Saturday, October 17, 2009

Depreciation and Your Business

Depreciation is the systematic deduction of the worth of assets that are used in production. The assets are the capital investments a company makes to enable production of goods or services. They include equipments and machinery, vehicles, and buildings among others. They are not recorded as expenses. Because these are resources, they are assigned a useful life span. Based on an estimate of the life of an asset minus the salvage value, entities are allowed to distribute the worth of the asset over the period of use of the asset measured in years in most cases. What this means is that at the end of each year, the worth of the asset is deducted because it is no longer expected to as productive as it was at the beginning of the year. There are different methods of depreciation.

Straight-line Depreciation:
The straight-line depreciation method allows entities to calculate the worth of an asset and distribute an even deduction of the amount on a yearly basis over the life of the asset. In this case the cost of the asset minus the estimated salvage value divided by the estimated useful life of the asset. The salvage value is what the asset is expected to fetch when sold at the end of its useful life.

Straight-line depreciation can also be measured in units-of production. In this case, the cost of each unit is calculated and that cost is multiplied by the number of units produced in every given year and that amount is deducted as the depreciated value of the asset. In this case, the cost minus the estimated salvage value divided by the estimated total units to be made.

Accelerated Depreciation:
In the accelerated depreciation method the basic premise consists of depreciating a greater part of the value of the asset in the earlier life of the asset which would be reflected as a greater cost and less income in the financial statement. In this case, either the sum-of-the-years' digits or the double-declining method is used. In this method, the annual depreciation expense is the cost minus the estimated salvage value and that is multiplied by the remaining life in years divided by the sum-of-the-years' digits.

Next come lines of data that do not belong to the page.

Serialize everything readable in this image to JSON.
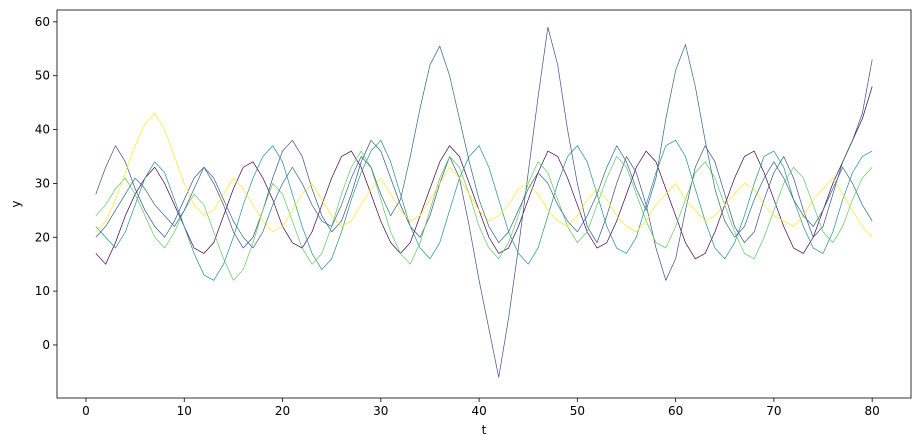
{
  "chart_data": {
    "type": "line",
    "xlabel": "t",
    "ylabel": "y",
    "x": [
      1,
      2,
      3,
      4,
      5,
      6,
      7,
      8,
      9,
      10,
      11,
      12,
      13,
      14,
      15,
      16,
      17,
      18,
      19,
      20,
      21,
      22,
      23,
      24,
      25,
      26,
      27,
      28,
      29,
      30,
      31,
      32,
      33,
      34,
      35,
      36,
      37,
      38,
      39,
      40,
      41,
      42,
      43,
      44,
      45,
      46,
      47,
      48,
      49,
      50,
      51,
      52,
      53,
      54,
      55,
      56,
      57,
      58,
      59,
      60,
      61,
      62,
      63,
      64,
      65,
      66,
      67,
      68,
      69,
      70,
      71,
      72,
      73,
      74,
      75,
      76,
      77,
      78,
      79,
      80
    ],
    "series": [
      {
        "color": "#440154",
        "values": [
          17,
          15,
          19,
          24,
          28,
          31,
          33,
          30,
          26,
          22,
          18,
          17,
          19,
          24,
          29,
          33,
          34,
          31,
          27,
          22,
          19,
          18,
          21,
          26,
          31,
          35,
          36,
          33,
          28,
          23,
          19,
          17,
          19,
          24,
          29,
          34,
          37,
          35,
          30,
          25,
          20,
          17,
          18,
          22,
          27,
          32,
          36,
          35,
          31,
          26,
          21,
          18,
          19,
          23,
          28,
          33,
          36,
          34,
          29,
          24,
          19,
          16,
          17,
          21,
          26,
          31,
          35,
          36,
          32,
          27,
          22,
          18,
          17,
          20,
          25,
          30,
          34,
          38,
          42,
          48
        ]
      },
      {
        "color": "#3b528b",
        "values": [
          28,
          33,
          37,
          34,
          29,
          25,
          22,
          20,
          23,
          27,
          31,
          33,
          30,
          26,
          21,
          18,
          20,
          25,
          31,
          36,
          38,
          35,
          29,
          24,
          21,
          23,
          28,
          34,
          38,
          36,
          31,
          26,
          22,
          20,
          24,
          30,
          35,
          31,
          22,
          12,
          3,
          -6,
          5,
          18,
          32,
          46,
          59,
          52,
          40,
          30,
          22,
          19,
          24,
          30,
          35,
          32,
          26,
          18,
          12,
          16,
          25,
          33,
          37,
          34,
          28,
          22,
          19,
          21,
          27,
          32,
          35,
          31,
          25,
          20,
          22,
          28,
          34,
          38,
          43,
          53
        ]
      },
      {
        "color": "#21918c",
        "values": [
          22,
          20,
          18,
          21,
          26,
          31,
          34,
          32,
          27,
          22,
          17,
          13,
          12,
          15,
          20,
          26,
          31,
          35,
          37,
          34,
          28,
          22,
          17,
          14,
          16,
          21,
          27,
          32,
          36,
          38,
          34,
          28,
          22,
          18,
          16,
          19,
          25,
          31,
          35,
          37,
          33,
          27,
          21,
          17,
          15,
          18,
          24,
          30,
          35,
          37,
          34,
          28,
          22,
          18,
          17,
          20,
          26,
          32,
          37,
          38,
          35,
          29,
          23,
          18,
          16,
          19,
          24,
          30,
          35,
          36,
          33,
          27,
          22,
          18,
          17,
          21,
          27,
          32,
          35,
          36
        ]
      },
      {
        "color": "#5ec962",
        "values": [
          24,
          26,
          29,
          31,
          28,
          24,
          20,
          18,
          21,
          25,
          28,
          26,
          21,
          16,
          12,
          14,
          19,
          25,
          30,
          28,
          23,
          18,
          15,
          17,
          22,
          28,
          33,
          36,
          33,
          27,
          21,
          17,
          15,
          19,
          25,
          31,
          35,
          33,
          28,
          22,
          18,
          16,
          19,
          24,
          30,
          34,
          32,
          27,
          22,
          19,
          21,
          26,
          31,
          35,
          33,
          28,
          23,
          19,
          18,
          22,
          27,
          32,
          34,
          31,
          26,
          21,
          17,
          16,
          20,
          25,
          30,
          33,
          31,
          26,
          21,
          19,
          22,
          27,
          31,
          33
        ]
      },
      {
        "color": "#fde725",
        "values": [
          21,
          23,
          27,
          32,
          37,
          41,
          43,
          40,
          35,
          30,
          26,
          24,
          25,
          28,
          31,
          29,
          26,
          23,
          21,
          22,
          25,
          28,
          30,
          27,
          24,
          22,
          23,
          26,
          29,
          31,
          28,
          25,
          23,
          24,
          27,
          30,
          33,
          31,
          28,
          25,
          23,
          24,
          26,
          29,
          30,
          28,
          25,
          23,
          22,
          24,
          27,
          29,
          27,
          24,
          22,
          21,
          23,
          26,
          28,
          30,
          27,
          25,
          23,
          24,
          26,
          28,
          30,
          29,
          26,
          24,
          23,
          22,
          24,
          27,
          29,
          31,
          28,
          25,
          22,
          20
        ]
      },
      {
        "color": "#31688e",
        "values": [
          20,
          22,
          25,
          28,
          31,
          29,
          26,
          24,
          22,
          25,
          29,
          33,
          31,
          27,
          23,
          20,
          18,
          21,
          26,
          30,
          33,
          30,
          26,
          23,
          22,
          26,
          31,
          35,
          33,
          28,
          24,
          27,
          35,
          44,
          52,
          55.5,
          50,
          42,
          34,
          27,
          22,
          19,
          21,
          25,
          29,
          32,
          30,
          26,
          23,
          21,
          24,
          28,
          33,
          37,
          34,
          29,
          25,
          31,
          42,
          51,
          55.8,
          48,
          38,
          29,
          23,
          20,
          22,
          27,
          31,
          34,
          31,
          27,
          24,
          22,
          25,
          29,
          33,
          30,
          26,
          23
        ]
      }
    ],
    "xlim": [
      -2.95,
      83.95
    ],
    "xticks": [
      0,
      10,
      20,
      30,
      40,
      50,
      60,
      70,
      80
    ],
    "ylim": [
      -9.85,
      62.2
    ],
    "yticks": [
      0,
      10,
      20,
      30,
      40,
      50,
      60
    ],
    "grid": false
  }
}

An alternative accelerated depreciation method the double-declining method. In this case the straight-line depreciation rate is doubled before being multiplied by the cost minus the salvage value.

Annual Depreciation expense is equal; double straight-line depreciation rate multiplied by the asset's net value.

The straight-line rate is calculated by one divided by the life in years multiplied by one hundred.

What is depreciation used for?
Depreciation has a tax value. It does not result in a tax return but companies deduct the depreciated value and taxes are based on post depreciated amounts. For this reason, the Internal Revenue Service came up with guidelines and publications on how to handle depreciation.

Modified Accelerated Cost Recovery System (MACRS).
MACRS is an Internal Revenue Service (IRS) standard by which companies depreciate assets. Under this act, assets were classified under specific categories with each category having specific depreciation methods including 150% declining balance method for machinery. Also, under this code the recovery method was lengthened. This ensures that though the double-declining method allows for earlier or quicker depreciation of an asset, depreciation will be more leveled out as apposed to a steep curve. One of the categories in MACRS remained specific to buildings which instead of depreciating generally appreciate in value or have a longer life span. MACRS maintained a straight-line method for buildings.

"Depreciation is not an attempt to recognize a loss in market value or any value between the original cost and replacement cost of an asset."